Quel est selon vous l'état d'esprit des patrons français ?
C'est le désespoir. Ils sont sous une douche glaciale depuis mai. Et le filet d'eau tiède apparu avec le plan de compétitivité ne change rien : une série de décisions qui dépasse l'entendement les a anéantis.
C'est pire qu'en 1981 où l'économie était fermée. Aujourd'hui, même si cela ne date pas de l'arrivée de la gauche au pouvoir, notre politique fiscale est tragiquement non compétitive en économie ouverte. Nos hommes politiques n'ont pas compris que l'on peut très facilement s'installer ailleurs et y diriger ses affaires. En 1981, ceux qui partaient étaient de vieilles dames riches. En 2012, ce sont les forces vives et le mouvement, hélas, ne va pas s'arrêter. Les sièges ne déménageront pas immédiatement mais seront vidés de leur substance. Quel étranger s'installera en France dans ces conditions ? Nos politiques ne comprennent pas que, pour les grandes entreprises, la France ne compte plus guère : leurs clients, leurs actionnaires, leurs financements sont pour l'essentiel à l'étranger. Sauf retour à la compétitivité fiscale, Paris deviendra Venise : touristes, bas salaires et bateaux-mouches.
Qu'entendez-vous par compétitif sur le plan fiscal ?
Dans les pays occidentaux, on ne dépasse en général pas un taux d'imposition, CSG comprise, de 40 % pour les ménages (alors que nous sommes à 54 % pour les revenus du travail - qui ont déjà supporté des cotisations sociales extravagantes - et à 62 % pour ceux du capital !) et la taxation des plus-values ne devrait pas excéder 25 %, CSG comprise - on en est très loin. La volonté d'aligner la taxation du capital sur celle du travail est par ailleurs dévastatrice en termes d'attractivité, de même que l'impôt sur la fortune confiscatoire et unique au monde qui doit être supprimé.
Pour vous, droite et gauche sont responsables ?

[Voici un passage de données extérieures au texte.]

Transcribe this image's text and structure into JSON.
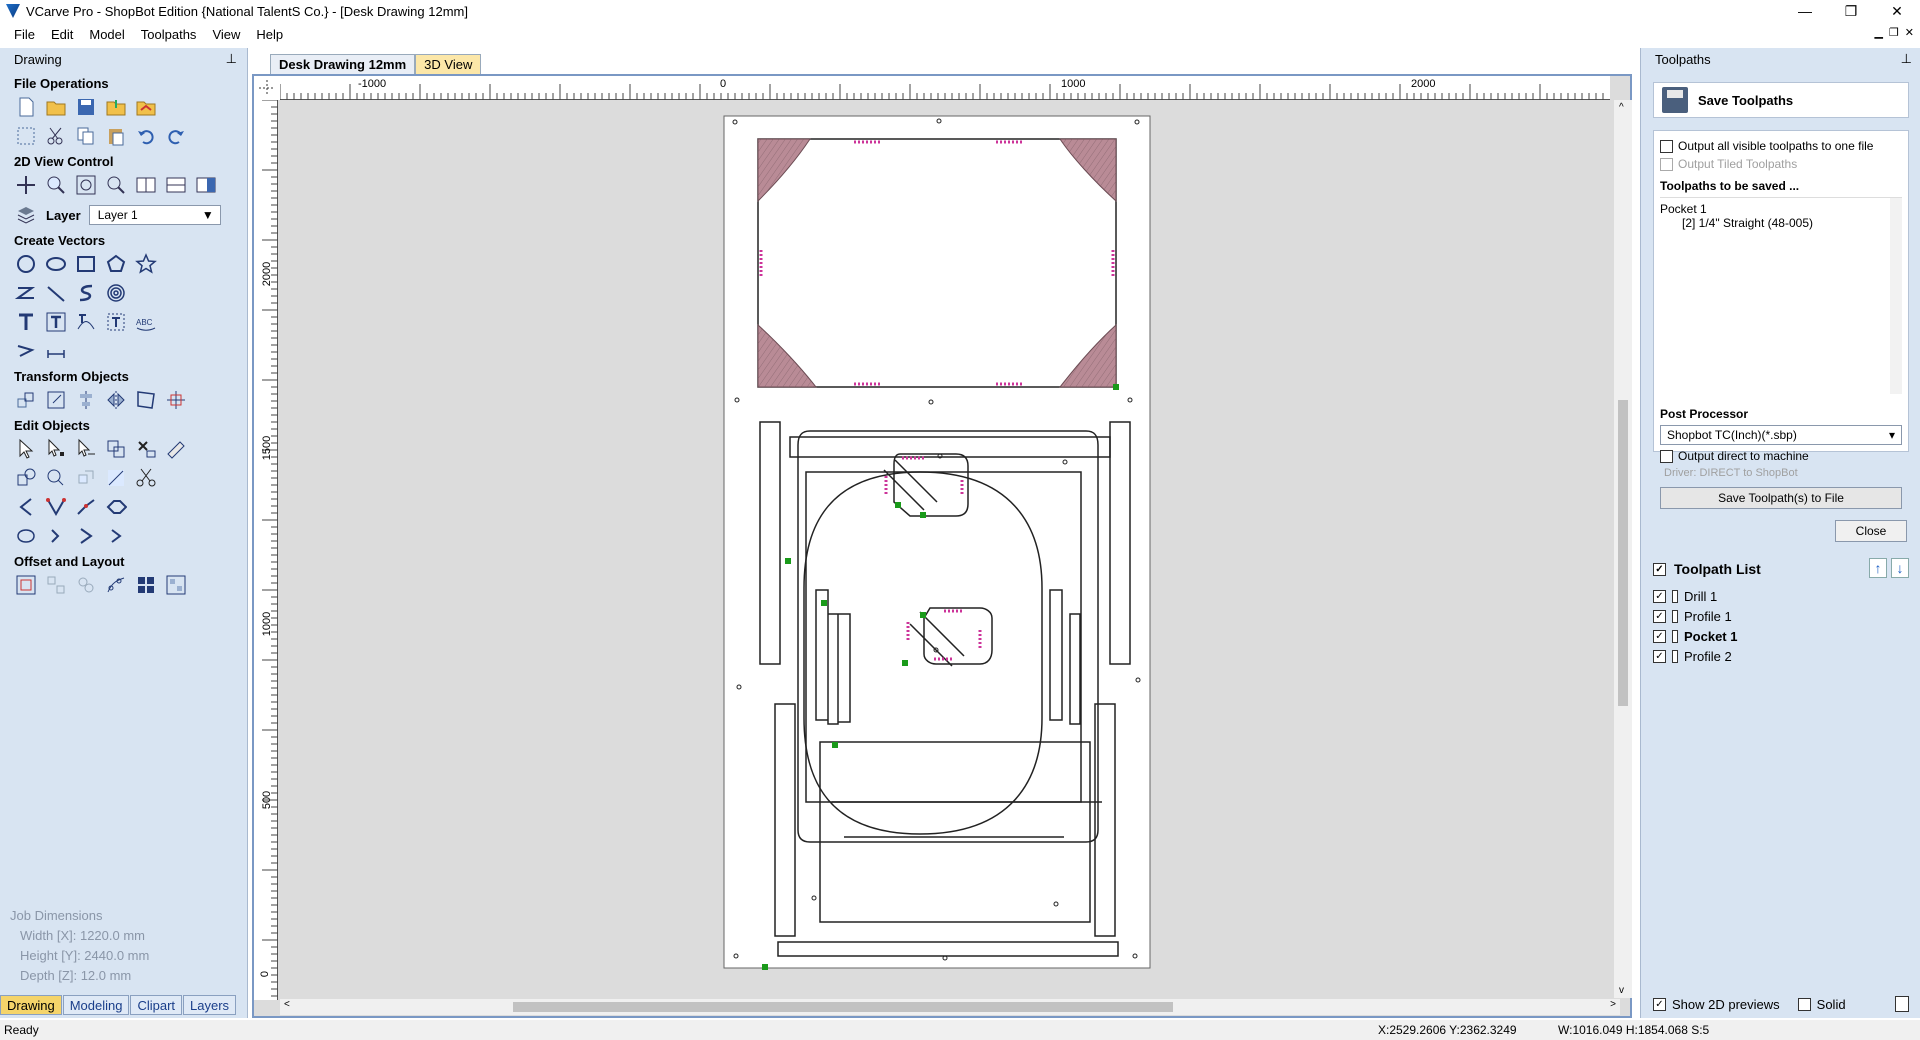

La situation fiscale laissée par la droite n'était déjà pas brillante. La gauche a tragiquement aggravé les choses. C'est notamment parce que la classe politique et administrative n'a pas digéré le creusement de l'écart de revenus entre elle et le patronat salarié. Autrefois, entre celle-ci et un grand patron salarié, cet écart était de 1 à 3 pour 1 à 30 aujourd'hui (alors même que la France n'est pas alignée sur les plus hauts salaires internationaux des patrons). D'où un regard mêlant envie et haine. La taxation à 75 % est une vengeance. Déjà, Fillon avait massacré les retraites chapeaux en les taxant à 72 % ! Je déplore que la représentation patronale soit si molle : le Medef de Seillière-Kessler était intelligent et hyper combatif, ce qui n'est pas le cas de celui de Laurence Parisot qui collabore avec le pouvoir au lieu de le combattre.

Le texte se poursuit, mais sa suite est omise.